Flowchart illustrating the follow-up procedures and the assessed parameters.

Failure to meet any of the following criteria within 3 years after surgery indicated unsuccessful preservation of involved tooth vitality:

  1. a.

    Patient experiences toothache or discomfort, requiring root canal therapy.

  2. b.

    Redness, swelling, and pus formation in the surgical area mucosa. After root canal therapy, the inflammatory reaction subsides.

  3. c.

    Lack of reduction or enlargement of the cystic space around the involved teeth as observed in X-ray imaging.

Statistical analysis

Statistical computations were conducted using SPSS 22.0 software (SPSS Inc., Chicago, IL).
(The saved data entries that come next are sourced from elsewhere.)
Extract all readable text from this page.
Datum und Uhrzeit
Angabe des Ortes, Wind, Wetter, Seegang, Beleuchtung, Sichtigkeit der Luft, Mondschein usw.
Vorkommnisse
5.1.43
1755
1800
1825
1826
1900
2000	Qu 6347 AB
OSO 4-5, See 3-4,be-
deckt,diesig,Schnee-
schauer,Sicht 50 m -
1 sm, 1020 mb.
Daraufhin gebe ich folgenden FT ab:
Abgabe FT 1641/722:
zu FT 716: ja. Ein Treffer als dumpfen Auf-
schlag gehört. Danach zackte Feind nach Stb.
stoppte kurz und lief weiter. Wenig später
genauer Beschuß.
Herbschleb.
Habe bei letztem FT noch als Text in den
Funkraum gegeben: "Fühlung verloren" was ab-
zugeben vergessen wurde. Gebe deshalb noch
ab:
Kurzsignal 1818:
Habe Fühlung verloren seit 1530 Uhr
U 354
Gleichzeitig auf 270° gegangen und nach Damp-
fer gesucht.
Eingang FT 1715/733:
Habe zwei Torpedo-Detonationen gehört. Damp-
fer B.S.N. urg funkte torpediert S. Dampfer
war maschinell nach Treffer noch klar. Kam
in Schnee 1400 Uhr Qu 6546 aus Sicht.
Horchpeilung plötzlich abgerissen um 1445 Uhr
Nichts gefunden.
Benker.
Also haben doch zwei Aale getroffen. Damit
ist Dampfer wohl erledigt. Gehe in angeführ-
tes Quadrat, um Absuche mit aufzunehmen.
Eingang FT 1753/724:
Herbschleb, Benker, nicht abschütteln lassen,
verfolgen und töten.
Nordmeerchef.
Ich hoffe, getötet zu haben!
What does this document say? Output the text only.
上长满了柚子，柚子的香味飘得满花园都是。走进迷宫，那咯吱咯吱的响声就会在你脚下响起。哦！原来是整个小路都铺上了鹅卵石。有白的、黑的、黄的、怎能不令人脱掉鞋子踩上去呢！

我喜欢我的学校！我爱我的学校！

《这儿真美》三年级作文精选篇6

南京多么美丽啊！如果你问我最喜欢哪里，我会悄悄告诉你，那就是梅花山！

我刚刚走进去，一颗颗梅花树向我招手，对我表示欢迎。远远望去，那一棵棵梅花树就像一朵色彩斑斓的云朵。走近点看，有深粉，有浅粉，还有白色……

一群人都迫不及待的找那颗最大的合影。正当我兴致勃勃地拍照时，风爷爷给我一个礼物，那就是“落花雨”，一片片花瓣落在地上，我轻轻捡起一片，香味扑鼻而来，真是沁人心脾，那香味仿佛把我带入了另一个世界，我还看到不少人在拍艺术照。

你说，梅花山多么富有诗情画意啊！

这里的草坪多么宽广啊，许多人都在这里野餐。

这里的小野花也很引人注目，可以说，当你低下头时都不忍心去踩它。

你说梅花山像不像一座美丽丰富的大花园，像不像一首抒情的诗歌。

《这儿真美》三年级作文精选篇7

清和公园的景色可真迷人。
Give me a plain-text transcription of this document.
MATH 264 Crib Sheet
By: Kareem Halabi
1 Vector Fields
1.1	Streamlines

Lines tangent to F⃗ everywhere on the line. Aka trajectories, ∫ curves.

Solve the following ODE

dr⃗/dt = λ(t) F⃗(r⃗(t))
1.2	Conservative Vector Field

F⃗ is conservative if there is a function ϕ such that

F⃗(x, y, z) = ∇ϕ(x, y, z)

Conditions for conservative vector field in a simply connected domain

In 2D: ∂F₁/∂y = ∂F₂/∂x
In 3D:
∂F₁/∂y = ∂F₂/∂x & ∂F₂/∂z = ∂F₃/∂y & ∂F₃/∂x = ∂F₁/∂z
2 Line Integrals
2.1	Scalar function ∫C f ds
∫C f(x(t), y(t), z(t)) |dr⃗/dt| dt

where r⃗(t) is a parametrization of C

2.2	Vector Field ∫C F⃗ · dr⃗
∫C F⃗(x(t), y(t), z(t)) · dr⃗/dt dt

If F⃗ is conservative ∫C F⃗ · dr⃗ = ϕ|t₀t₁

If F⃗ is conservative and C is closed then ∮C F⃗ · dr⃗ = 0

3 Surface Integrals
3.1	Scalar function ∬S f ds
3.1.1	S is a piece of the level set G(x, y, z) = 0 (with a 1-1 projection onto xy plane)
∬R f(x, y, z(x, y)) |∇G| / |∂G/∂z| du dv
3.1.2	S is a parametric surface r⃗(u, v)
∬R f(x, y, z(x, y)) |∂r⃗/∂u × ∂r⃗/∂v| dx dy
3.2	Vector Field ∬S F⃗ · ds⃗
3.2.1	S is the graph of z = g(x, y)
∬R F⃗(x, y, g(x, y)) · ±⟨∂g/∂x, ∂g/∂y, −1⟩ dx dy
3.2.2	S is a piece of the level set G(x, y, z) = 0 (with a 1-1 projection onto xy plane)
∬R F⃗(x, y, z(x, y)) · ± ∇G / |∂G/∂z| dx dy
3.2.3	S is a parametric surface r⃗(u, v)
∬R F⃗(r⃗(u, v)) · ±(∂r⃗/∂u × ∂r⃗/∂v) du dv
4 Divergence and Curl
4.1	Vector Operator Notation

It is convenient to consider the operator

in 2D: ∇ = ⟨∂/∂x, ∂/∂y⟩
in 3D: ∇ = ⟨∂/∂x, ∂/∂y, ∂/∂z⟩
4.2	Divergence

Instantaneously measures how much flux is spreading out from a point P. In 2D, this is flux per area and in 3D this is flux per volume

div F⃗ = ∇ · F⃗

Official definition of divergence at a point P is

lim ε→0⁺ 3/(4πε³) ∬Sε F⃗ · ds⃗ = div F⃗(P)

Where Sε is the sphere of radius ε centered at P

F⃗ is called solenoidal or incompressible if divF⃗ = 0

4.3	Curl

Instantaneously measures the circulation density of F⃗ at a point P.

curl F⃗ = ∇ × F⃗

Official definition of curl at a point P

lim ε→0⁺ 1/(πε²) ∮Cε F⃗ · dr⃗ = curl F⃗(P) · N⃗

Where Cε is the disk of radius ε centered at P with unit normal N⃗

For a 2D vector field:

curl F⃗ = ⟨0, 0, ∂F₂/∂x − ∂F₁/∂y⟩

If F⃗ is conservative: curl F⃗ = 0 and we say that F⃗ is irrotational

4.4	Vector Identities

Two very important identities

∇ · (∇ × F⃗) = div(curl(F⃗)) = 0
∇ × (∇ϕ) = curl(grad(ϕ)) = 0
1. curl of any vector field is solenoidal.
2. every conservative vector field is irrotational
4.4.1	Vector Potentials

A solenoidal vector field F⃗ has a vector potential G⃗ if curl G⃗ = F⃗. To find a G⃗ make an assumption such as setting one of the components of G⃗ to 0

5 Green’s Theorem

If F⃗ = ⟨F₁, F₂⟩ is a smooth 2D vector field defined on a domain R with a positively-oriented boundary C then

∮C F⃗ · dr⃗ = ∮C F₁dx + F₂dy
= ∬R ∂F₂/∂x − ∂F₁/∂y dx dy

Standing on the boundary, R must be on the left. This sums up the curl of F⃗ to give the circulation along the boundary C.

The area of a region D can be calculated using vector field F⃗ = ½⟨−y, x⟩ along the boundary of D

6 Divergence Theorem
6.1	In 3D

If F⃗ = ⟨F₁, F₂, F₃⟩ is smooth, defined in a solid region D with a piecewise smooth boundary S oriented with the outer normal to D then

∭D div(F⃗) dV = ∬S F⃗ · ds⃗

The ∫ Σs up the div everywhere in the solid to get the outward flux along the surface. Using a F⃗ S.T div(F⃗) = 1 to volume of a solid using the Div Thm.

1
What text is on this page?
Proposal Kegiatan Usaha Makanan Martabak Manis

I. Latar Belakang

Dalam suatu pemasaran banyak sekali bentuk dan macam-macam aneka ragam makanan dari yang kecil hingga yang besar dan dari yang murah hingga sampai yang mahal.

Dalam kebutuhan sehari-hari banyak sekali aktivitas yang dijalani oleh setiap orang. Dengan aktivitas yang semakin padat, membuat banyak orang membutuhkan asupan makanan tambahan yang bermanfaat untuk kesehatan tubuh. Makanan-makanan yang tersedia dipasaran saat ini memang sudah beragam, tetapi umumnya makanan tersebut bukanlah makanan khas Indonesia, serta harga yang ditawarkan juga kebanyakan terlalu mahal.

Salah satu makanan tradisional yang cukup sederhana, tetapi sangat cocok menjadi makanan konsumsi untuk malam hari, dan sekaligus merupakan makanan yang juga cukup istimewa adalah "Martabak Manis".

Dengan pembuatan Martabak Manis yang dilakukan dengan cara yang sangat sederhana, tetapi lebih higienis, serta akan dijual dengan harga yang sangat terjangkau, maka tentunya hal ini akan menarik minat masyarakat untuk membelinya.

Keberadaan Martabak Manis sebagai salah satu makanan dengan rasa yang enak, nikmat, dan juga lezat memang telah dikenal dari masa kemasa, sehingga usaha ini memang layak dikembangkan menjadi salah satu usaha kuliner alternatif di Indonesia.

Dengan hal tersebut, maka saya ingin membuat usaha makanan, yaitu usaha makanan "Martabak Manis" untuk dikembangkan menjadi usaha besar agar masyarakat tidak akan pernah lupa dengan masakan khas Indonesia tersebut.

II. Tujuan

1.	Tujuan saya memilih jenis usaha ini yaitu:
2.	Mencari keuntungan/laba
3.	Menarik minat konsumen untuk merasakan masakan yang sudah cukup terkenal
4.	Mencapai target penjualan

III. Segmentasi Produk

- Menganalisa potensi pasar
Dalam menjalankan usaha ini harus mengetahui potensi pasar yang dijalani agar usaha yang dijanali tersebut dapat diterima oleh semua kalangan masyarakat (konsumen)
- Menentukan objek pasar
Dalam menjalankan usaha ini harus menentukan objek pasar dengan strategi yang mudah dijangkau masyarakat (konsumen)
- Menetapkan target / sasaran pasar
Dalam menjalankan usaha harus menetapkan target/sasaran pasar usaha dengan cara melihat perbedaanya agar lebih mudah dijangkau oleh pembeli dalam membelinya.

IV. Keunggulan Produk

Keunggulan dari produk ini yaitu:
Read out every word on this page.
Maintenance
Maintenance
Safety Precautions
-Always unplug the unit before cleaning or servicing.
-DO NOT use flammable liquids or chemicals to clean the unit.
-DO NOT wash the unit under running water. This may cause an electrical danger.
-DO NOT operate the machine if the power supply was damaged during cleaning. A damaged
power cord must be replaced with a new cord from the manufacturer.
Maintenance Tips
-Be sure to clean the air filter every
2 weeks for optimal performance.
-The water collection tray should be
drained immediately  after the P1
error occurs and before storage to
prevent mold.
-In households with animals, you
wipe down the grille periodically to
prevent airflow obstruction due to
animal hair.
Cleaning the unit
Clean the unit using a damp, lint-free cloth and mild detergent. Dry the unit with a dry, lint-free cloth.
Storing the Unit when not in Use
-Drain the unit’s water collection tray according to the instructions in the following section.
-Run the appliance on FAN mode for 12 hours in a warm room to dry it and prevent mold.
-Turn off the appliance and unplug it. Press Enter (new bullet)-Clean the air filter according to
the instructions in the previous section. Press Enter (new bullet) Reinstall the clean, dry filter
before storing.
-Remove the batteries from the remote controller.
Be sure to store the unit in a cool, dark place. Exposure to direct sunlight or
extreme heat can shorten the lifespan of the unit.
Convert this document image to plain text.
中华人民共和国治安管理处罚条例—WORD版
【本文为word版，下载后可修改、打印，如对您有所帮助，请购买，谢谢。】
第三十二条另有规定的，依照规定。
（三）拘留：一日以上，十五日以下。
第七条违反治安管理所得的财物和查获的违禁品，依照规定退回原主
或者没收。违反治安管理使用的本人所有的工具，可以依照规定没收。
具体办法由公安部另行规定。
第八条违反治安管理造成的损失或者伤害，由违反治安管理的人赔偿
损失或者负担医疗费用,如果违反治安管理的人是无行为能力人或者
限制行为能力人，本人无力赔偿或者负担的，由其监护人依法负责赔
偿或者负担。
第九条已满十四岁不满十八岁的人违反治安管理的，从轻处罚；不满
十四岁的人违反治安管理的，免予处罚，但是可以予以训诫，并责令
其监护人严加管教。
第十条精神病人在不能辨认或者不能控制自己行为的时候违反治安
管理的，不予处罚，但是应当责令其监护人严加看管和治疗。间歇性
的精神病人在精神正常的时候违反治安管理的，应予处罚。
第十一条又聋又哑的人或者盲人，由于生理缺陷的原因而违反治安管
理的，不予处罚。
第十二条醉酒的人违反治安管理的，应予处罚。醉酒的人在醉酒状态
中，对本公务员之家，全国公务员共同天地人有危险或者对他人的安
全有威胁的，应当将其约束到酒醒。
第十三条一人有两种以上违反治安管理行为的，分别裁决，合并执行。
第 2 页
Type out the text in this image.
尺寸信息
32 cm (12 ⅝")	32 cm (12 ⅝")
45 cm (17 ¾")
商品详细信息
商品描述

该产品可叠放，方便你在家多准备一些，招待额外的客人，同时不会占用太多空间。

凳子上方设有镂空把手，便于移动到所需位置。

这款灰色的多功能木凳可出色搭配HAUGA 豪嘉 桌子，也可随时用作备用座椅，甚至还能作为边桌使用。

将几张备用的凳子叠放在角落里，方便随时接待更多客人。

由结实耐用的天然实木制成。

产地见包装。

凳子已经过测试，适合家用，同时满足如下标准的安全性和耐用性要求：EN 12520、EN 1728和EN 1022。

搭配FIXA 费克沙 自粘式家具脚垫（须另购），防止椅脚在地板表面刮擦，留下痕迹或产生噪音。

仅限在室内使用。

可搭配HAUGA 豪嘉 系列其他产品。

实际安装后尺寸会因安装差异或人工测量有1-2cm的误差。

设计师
Summary statistics were presented as percentages. Ration comparisons were performed using the chi-square test where applicable. Confidence intervals at the 95% level were computed using standard formulae, relying on the asymptotic normality of maximum likelihood estimators and employing the delta method for the logit function. A significance level of p < 0.05 was employed to determine statistical significance.

Ethics approval and consent to participate

This study was conducted with the approval of the Ethics Committee of the Affiliated Stomatological Hospital of Fujian Medical University (approval no. FMUSS-2015-0022). Written informed consent was obtained from each participant. This study was conducted in accordance with the Helsinki Declaration (2013 version) on experimentation including human subjects.